SALVAR A RODRIGO RATO
POR
DAVID TORRES
Rodrigo Rato ha presentado una reclamación de diez a doce millones de euros al Estado español por el acoso político que sufrió durante el caso Bankia. Si tenemos en cuenta que le regalamos a Bankia cerca de 24.000 millones de euros (se dice pronto), la cifra es una bagatela. Cómo no le vamos a pagar entre todos a Rato esa miseria cuando fuimos tan rematadamente gilipollas de apoquinar más de cien mil millones de euros a fondo perdido para el rescate de cajas de ahorro, depósitos y otras mierdas bancarias. Otra cosa no, pero los españoles generosos somos un Rato.
Lo del acoso
político suena bastante a camelo jurídico, a ver si los magistrados pican y le
caen doce millones por la jeta, pero lo que sí ha sufrido Rato a lo largo de su
agitada carrera política es una serie de metamorfosis faciales y capilares
que
darían para unos Episodios Nacionales o, al menos, para una novela por
entregas. Aunque parezca mentira, Rato empezó en su afán monetario muy joven,
con pelo largo y barba frondosa, una especie de hippy en vaqueros que todavía
no se hubiese decidido entre atracar bancos o presidirlos. Después, según se le
caía el pelo, se nos iba cayendo también a nosotros.
No nos dimos
cuenta, tal vez, porque Aznar dijo que Rato era el mejor ministro de Economía
de la democracia, una frase que, teniendo en cuenta la prisión en la que
desembocó el pollo, da una idea de cómo serían los demás. El caso es que Rato
completaba a lo grande esa banda de cuatreros y robaperas de lujo con que Jose
Mari iba formando un gobierno en descomposición: una auténtica colección de
futuros delincuentes en busca y captura en la que no sobraba una sola corbata.

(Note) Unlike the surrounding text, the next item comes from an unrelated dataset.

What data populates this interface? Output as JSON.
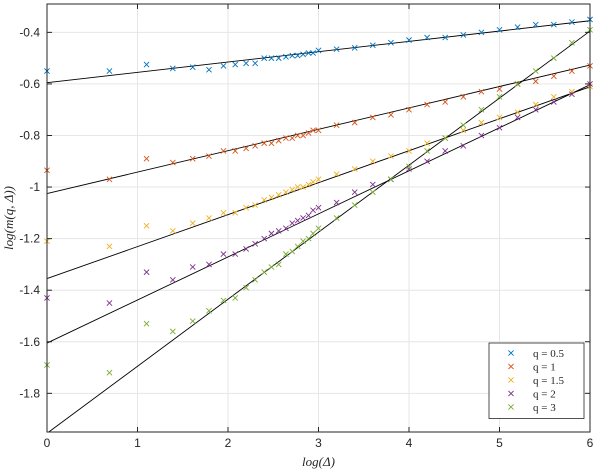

Jaume Matas era un ejemplo de limpieza para Jose Mari, aunque nunca estaremos
seguros si se refería a su afición por los pelotazos urbanísticos o a su
obsesión particular por rellenar su palacete de Palma de felpudos a 800 euros
cada uno y de escobillas de váter a 400 euros la pieza. En cuanto a Zaplana, lo
excarcelaron porque los médicos decían que podía morirse en cualquier momento,
pero lleva cinco años en una remisión tan espléndida, incluyendo bronceado de
playa y rayos UVA, que a este paso va a ser más fácil que se atragante con la
aceituna del vermú.
Rato tuvo su
momento de gloria tocando la campana a rebato en la salida a bolsa de Bankia,
una imagen que terminó como aquel pobre hombre operado de colectomía -una bolsa
llena de mierda pegada a la pierna- que, cuando le atracan al grito de “la
bolsa o la vida”, dice entregando el paquete: “La bolsa, la bolsa”. La
transparencia de Rato fue evidente el día en que posó para unas fotos a bordo
de un yate donde, luciendo un diáfano bañador amarillo, enseñó las nalgas a
toda España. La anatomía de Rato ha marcado la historia reciente del país,
desde la mano tocando la campana a la raja del culo en remojo, de la calva
brillante a la nuca que acarició delicadamente la mano de un policía al meterlo
en el coche el día en que lo detuvieron a la puerta de casa.
Este año ha
publicado un libro con un título más que elocuente: Hasta aquí hemos llegado.
Durante su estancia en prisión, Rato fue a terapia en la Confraternidad
Carcelaria de España, donde asistía a un cursillo de reinserción para
delincuentes y repartía comida a los pobres, una actividad que repetía un día a
la semana en el comedor social Ave María, en la calle doctor Cortezo. Sólo le
faltaba la barba. Su reinserción ha debido ir tan bien que, si saca la
indemnización de doce millones de euros que reclama al Estado, fijo que también
la va a repartir en cómodos plazos entre los más necesitados.